One often sees this case erroneously cited online in the following form:

Magistrate Duncan Reynolds – Melbourne – July 2013:

“There is no common law power vested in police giving them the unfettered right to stop or detain a person and seek identification details. Nor, is s.59 of the (Road Safety) Act a statutory source of such power.”

While this is true to a certain extent, OPCA theorists seem to disregard the fact that Kaba was not the driver, and also that the decision was overturned on appeal regarding section 59(1) of the Road Safety Act. As affirmed in the Victorian Supreme Court decision of DPP v Kaba [2014] VSC 52 (at 486): 

“For the reasons given in this judgment, the ruling of the magistrate will be quashed because his Honour committed an error of law upon the face of the record in relation to the interpretation of s 59(1) of the Road Safety Act. Contrary to his Honour’s interpretation, police do have a power of random stop and check under that provision.”

Where Police can stop a person and/or ask for ID.

Crimes Act 1958 (Vic) section 456AA: Police may request ID of people: Believed to have committed an offense. Believed to be about to commit an offense. Believed to know something about an *indictable* offense (serious offense).

Note: ‘Belief’ is an ‘assentation of mind’ and different to ‘suspicion’: See George v Rockett, Slaveski v State of Victoria [2010] VSC 441. An indictable offense is something like burglary or murder, not a traffic offense. 

Road Safety Act 1986 (Vic) section 59 (1): A person must pull over when signaled by police. This includes a PSO in their designated area. They must provide a name and address when asked. 

Note: This is ‘name AND address’, not ‘driver’s licence’. You do not have to have your driver’s licence on you if you’re over 26 and not on your L’s or P’s (See section 19(8), but need to provide your name and address in some way. This can be your rego number if you are driving your own car.

Control of Weapons Act (Vic) section 10G: Police can stop and search anyone in a “designated search area” without a warrant. 

Police power to arrest

Road Safety Act 1986 (Vic) section 76: Police may arrest a person for driving offense *if* they refuse to give a name AND address, or there is reason to believe they have given false information.

Crimes Act 1958 (Vic) section 458: Any person may arrest any other person found committing any offense, where necessary. This does mean literally *any* person. You do not have to be a police officer to arrest someone, but you do have to *find* a person committing an offense, not suspect they might have.
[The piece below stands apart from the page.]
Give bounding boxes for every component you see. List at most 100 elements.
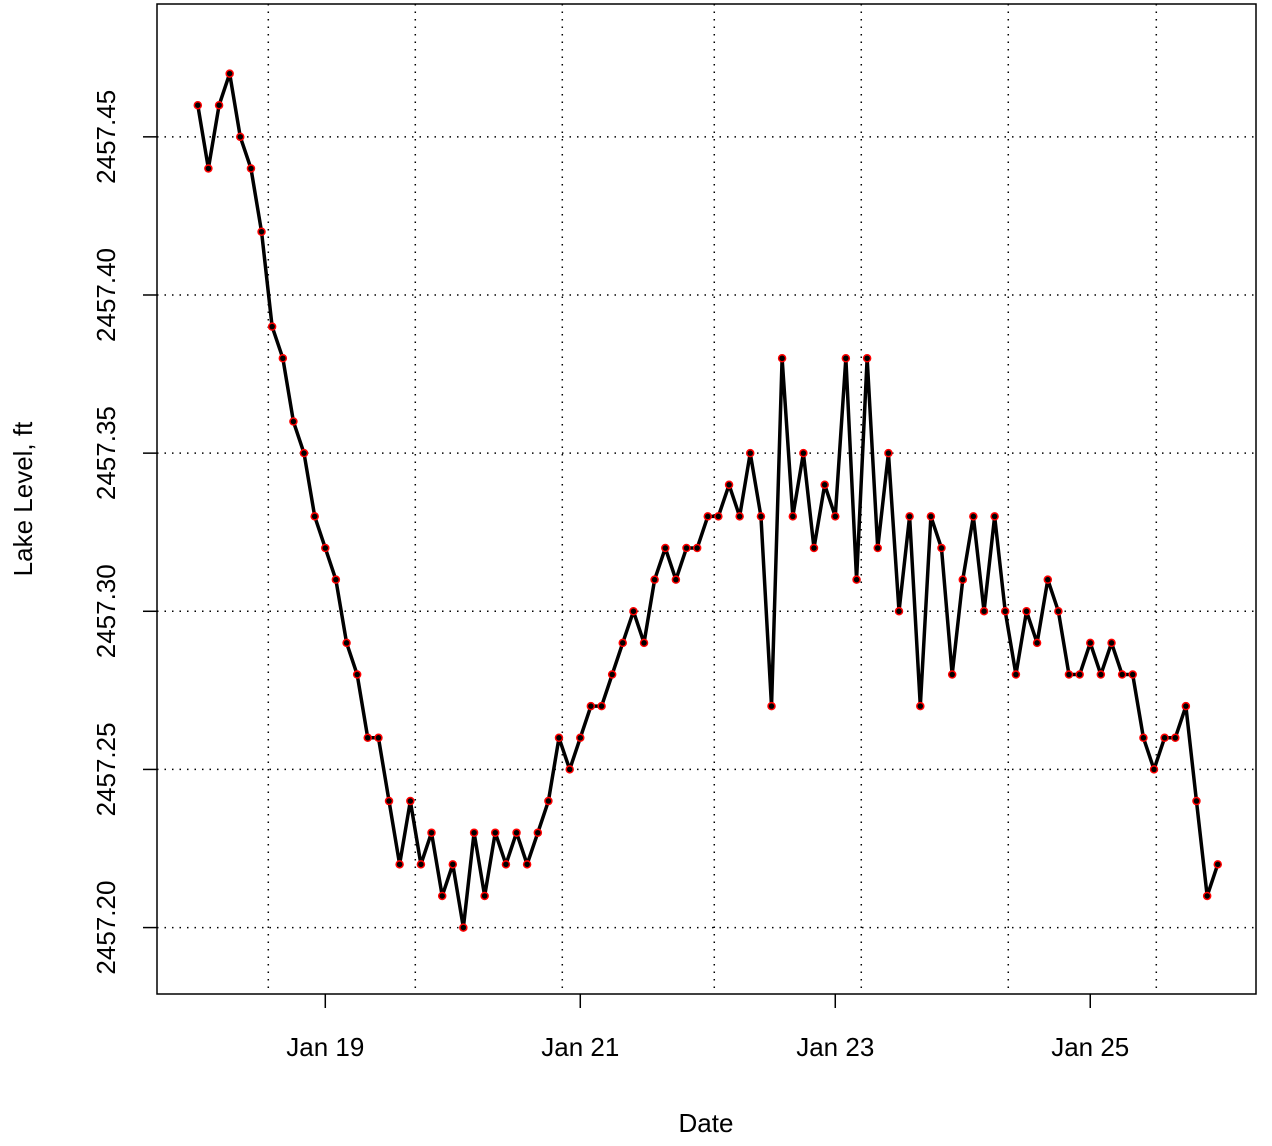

Crimes Act 1958 (Vic) section 459: A police officer or PSO may apprehend any person they *believe* has committed an indictable offense.

Bail Act 1977 (Vic) section 24: Police may arrest person breaching, or likely to breach, bail conditions.

Family Violence Protection Act 2008 (Vic) section 38: Police may arrest a person contravening an intervention order.

Can police stop a person at any time and ask for ID?

Generally speaking NO. Unless you are driving a car, in a designated search area, believed to have committed an offense or know something about a serious offense police have no legal grounds to ask for ID. However, this is not a blanket protection and does not prevent police from pulling you over. Driving a car is a potentially dangerous task. This is why it is regulated; cars are big metal things full of explosive liquid traveling at speed, it’s a good idea to check if the person is allowed to do it.